Markus Merz on 09/02/2006

That’s a very lovely memo to everybody :-)

It reminded me that I had installed KeyNote a long time ago for the very same purpose but had given up on it because I was not able to remember all the useful shortcuts.

Also the import feature is very confusing at the beginning because a) KeyNote only imports one type of file at once (i.e. _.txt but not _.bak) and b) if you don’t have an existing child in a node you can’t drag & drop files into that node. You first have to create a new child.

It is also not very common standard that you can’t select multiple items.

But beside these annoyances KeyNote is a very mighty tool and I can only add my vote to your recommendation.

And NO you are not flooding! I absolutely love to read such notes and I can assure you that you are not the only one who wishes to get that crowded inbox organized. I am green with envy that you managed that task :-)

And it can’t be said often enough: Thanks for BlogBridge!

Greetings from Hamburg where autumn is also on the horizon.


Aleksey Gureev on 09/02/2006

Hi Markus, haven’t heard from you for ages! Thanks for additional facts about KeyNote. Most wonderful thing is that it doesn’t look like a thing of a past: modern GUI, modern features. :)


Markus Merz on 09/05/2006

Hi Aleksey,

your site wasn’t available to me on Sunday so I couldn’t come back earlier.

Well, I am around all the time. Just recently I have joined the BlogBridge forum and added some nagging :-)

I follow your blog in BlogBridge (Thanks again :) and have started to use KeyNotes again because of your reminder. I have already started to create some to-do lists successfully got things done. It is much more efficient to do it this way than to do it with i.e. Palm desktop or Outlook or any ‘you name it’ online application. KeyNotes has some issues but is very powerful. It really is a pity that the developer is not working on this application anymore. All the new fancy trends like tagging or microformats from web pages will never be included :-(

If you have too much time you should write a converter from KeyNotes XML to OpenOffice. This can’t be too difficult.

Just checked my inbox for your last mail in my archive. It’s from June 30th, well, that are ages in Internet speak :-)


Aleksey Gureev on 09/05/2006

What are the benefits of converting KeyNotes to OpenOffice?

KeyNotes work perfectly on my end too. I’m building a process around 5-7 pages named (Collected, Today, Next Action, Some Day, Thoughts) and put items and actions in bulleted lists on them.

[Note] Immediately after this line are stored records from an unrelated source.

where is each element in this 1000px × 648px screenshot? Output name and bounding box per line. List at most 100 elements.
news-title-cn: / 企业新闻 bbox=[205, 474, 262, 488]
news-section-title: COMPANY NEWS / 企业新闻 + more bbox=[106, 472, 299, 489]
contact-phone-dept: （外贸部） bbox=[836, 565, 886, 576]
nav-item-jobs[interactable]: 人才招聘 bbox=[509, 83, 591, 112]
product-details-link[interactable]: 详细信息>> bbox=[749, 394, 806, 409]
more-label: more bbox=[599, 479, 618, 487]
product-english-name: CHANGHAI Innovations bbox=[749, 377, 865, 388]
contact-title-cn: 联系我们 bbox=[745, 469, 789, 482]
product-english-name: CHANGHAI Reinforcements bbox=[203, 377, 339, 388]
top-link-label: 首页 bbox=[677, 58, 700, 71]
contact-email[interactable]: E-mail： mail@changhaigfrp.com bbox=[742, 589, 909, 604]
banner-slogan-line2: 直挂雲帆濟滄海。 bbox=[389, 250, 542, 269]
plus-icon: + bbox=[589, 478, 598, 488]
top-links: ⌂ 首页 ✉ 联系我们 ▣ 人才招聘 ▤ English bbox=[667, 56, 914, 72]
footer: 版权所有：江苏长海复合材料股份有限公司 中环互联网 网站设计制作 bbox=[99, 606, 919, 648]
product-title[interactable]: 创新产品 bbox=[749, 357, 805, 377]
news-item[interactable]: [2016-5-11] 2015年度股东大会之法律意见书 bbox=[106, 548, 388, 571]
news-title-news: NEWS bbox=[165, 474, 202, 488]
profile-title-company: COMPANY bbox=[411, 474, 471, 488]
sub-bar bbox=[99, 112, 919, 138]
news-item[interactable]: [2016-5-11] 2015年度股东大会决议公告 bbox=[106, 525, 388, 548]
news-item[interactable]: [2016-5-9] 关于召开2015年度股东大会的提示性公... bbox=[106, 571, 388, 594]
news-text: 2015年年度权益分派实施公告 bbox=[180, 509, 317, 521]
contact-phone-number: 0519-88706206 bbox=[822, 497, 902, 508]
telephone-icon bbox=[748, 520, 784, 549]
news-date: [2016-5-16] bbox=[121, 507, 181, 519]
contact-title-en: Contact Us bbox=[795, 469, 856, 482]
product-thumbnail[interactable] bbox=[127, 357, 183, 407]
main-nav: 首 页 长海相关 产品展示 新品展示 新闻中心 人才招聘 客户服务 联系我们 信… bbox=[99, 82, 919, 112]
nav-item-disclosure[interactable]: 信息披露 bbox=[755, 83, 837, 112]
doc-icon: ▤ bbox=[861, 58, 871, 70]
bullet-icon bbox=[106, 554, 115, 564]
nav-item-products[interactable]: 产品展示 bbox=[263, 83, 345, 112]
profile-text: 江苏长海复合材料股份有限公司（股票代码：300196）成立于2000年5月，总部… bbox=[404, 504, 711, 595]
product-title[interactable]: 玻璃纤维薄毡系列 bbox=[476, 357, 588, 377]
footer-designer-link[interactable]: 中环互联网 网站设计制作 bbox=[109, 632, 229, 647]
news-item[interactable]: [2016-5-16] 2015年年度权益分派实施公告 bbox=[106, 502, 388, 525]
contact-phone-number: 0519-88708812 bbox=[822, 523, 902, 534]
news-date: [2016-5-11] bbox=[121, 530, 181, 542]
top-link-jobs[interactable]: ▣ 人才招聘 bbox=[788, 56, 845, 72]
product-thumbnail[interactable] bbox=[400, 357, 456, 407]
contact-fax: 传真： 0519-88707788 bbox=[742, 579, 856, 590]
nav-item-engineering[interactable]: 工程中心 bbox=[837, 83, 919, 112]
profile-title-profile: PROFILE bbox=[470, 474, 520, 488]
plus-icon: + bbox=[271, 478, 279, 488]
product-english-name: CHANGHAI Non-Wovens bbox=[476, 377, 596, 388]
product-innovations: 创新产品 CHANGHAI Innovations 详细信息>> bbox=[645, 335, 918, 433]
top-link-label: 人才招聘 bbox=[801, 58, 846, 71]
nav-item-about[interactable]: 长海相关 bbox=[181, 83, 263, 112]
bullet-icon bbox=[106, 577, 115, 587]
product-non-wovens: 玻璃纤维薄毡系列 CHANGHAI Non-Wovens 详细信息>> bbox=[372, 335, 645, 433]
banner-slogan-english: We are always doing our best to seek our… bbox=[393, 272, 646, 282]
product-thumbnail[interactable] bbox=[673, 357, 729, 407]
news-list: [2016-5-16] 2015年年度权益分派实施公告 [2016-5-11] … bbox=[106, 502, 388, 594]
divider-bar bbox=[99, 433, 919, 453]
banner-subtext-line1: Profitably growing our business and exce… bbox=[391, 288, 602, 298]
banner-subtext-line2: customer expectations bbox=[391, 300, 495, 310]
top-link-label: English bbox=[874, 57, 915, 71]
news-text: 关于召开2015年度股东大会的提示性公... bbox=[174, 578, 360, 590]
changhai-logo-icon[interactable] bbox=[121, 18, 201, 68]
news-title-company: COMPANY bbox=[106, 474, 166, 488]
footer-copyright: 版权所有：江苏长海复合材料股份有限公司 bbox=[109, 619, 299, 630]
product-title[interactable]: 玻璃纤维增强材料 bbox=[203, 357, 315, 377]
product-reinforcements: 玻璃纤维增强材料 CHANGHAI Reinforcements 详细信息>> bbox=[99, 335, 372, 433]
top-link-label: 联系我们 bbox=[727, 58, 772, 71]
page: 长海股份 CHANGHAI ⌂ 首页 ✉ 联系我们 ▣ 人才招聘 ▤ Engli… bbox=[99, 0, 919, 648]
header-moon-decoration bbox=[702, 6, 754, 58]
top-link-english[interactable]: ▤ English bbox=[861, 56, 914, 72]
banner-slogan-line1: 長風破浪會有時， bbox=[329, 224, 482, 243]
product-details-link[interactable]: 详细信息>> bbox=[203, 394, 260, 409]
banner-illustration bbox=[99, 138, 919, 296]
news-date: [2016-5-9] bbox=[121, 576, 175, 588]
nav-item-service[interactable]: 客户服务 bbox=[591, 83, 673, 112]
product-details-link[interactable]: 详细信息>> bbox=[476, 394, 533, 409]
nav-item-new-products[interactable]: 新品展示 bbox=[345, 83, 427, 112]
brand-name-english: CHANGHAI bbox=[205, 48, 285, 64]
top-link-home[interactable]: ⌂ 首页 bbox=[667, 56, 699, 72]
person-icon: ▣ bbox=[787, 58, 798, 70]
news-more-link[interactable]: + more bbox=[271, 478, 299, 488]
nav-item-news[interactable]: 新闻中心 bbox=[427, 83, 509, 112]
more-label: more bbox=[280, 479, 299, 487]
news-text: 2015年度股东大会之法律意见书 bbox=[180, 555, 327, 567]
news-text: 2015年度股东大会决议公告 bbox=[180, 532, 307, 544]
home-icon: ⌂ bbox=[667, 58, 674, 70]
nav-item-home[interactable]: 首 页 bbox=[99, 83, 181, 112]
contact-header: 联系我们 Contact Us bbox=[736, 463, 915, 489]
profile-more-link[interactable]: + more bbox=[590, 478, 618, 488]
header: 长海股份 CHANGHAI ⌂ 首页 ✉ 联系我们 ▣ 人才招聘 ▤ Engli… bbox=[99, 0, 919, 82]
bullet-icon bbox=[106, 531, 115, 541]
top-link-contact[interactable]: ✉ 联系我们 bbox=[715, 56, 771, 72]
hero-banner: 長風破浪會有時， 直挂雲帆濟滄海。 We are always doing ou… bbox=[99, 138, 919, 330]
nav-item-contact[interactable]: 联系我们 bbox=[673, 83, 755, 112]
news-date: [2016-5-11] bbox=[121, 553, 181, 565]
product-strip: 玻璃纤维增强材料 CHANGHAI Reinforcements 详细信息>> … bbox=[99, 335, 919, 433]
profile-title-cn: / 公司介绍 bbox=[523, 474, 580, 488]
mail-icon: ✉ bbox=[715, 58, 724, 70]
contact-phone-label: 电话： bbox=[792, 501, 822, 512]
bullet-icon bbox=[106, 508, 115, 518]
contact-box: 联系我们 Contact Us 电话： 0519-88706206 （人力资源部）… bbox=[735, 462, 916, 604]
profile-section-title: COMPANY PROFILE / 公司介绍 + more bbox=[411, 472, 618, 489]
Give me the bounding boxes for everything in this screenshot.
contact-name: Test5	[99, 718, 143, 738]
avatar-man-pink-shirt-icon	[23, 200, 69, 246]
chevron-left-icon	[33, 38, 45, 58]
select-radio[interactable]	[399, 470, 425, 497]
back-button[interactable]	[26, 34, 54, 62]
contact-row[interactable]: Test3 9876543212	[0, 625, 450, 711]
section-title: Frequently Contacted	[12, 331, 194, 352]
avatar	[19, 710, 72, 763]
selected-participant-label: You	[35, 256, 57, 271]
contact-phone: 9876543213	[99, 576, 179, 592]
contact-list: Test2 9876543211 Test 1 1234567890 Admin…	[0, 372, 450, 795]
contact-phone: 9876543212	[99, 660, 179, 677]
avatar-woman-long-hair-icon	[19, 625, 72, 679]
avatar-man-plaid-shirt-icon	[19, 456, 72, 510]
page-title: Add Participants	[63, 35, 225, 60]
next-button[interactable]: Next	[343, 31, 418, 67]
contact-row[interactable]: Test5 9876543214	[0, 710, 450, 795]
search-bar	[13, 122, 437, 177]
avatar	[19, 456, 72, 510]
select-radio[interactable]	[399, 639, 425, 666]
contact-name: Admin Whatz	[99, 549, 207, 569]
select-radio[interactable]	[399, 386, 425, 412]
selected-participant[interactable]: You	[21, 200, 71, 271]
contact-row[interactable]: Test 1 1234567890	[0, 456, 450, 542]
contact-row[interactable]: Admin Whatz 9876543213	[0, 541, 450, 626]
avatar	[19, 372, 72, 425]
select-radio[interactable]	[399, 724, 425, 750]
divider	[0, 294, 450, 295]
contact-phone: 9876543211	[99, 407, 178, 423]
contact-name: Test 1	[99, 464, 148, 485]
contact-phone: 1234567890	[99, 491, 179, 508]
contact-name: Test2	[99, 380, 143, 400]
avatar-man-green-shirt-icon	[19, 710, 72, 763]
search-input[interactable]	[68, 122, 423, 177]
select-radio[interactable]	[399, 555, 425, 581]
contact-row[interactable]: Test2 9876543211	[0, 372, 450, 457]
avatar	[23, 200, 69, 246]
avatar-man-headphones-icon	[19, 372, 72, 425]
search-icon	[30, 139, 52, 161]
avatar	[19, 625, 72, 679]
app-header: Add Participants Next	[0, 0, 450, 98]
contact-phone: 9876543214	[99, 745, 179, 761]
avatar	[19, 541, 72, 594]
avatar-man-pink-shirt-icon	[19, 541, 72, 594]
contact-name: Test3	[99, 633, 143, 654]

I use Ctrl-~ to call the notes window and Esc to leave it. The auto-saving is set to when I close the window. This way I almost don’t notice when the notebook comes and goes; and I never bother saving notes explicitly. It nicely integrates into my workflow.

One other interesting feature I noticed is ‘Minimize on N idle minutes” (something like this). It hides inactive window automatically. Having minimize to systray feature in BB, we could use this too. It’s VERY convenient as we always tend to leave unnecessary windows open until nothing can be found in the overcrowded taskbar.


Aleksey Gureev on 09/05/2006

Yes, and thanks for your comments on our forum. I immediately entered several tickets into our BT. :)


Markus Merz on 09/08/2006

Re KN -> Oo: Benefit would be to have an actual office program with all whistles and bells taking care of the XML data.

Re KN keyboard: Yes that is nice. But on my W2K the escape key for closing KN does not work. I have no idea why? I am using Alt-F4 which does the same when combined with ‘don’t close, minimize instead’ :-)

Instead of Ctrl-~ I use the standard Ctrl-Shift-F12. But Ctrl-~ is a good ‘grip’!

Yes, save when minimize and minimize to tray is great.


Aleksey Gureev on 09/08/2006

I set the Esc to work this way in the options: General Settings / Program Hot Keys / On Escape: Minimize.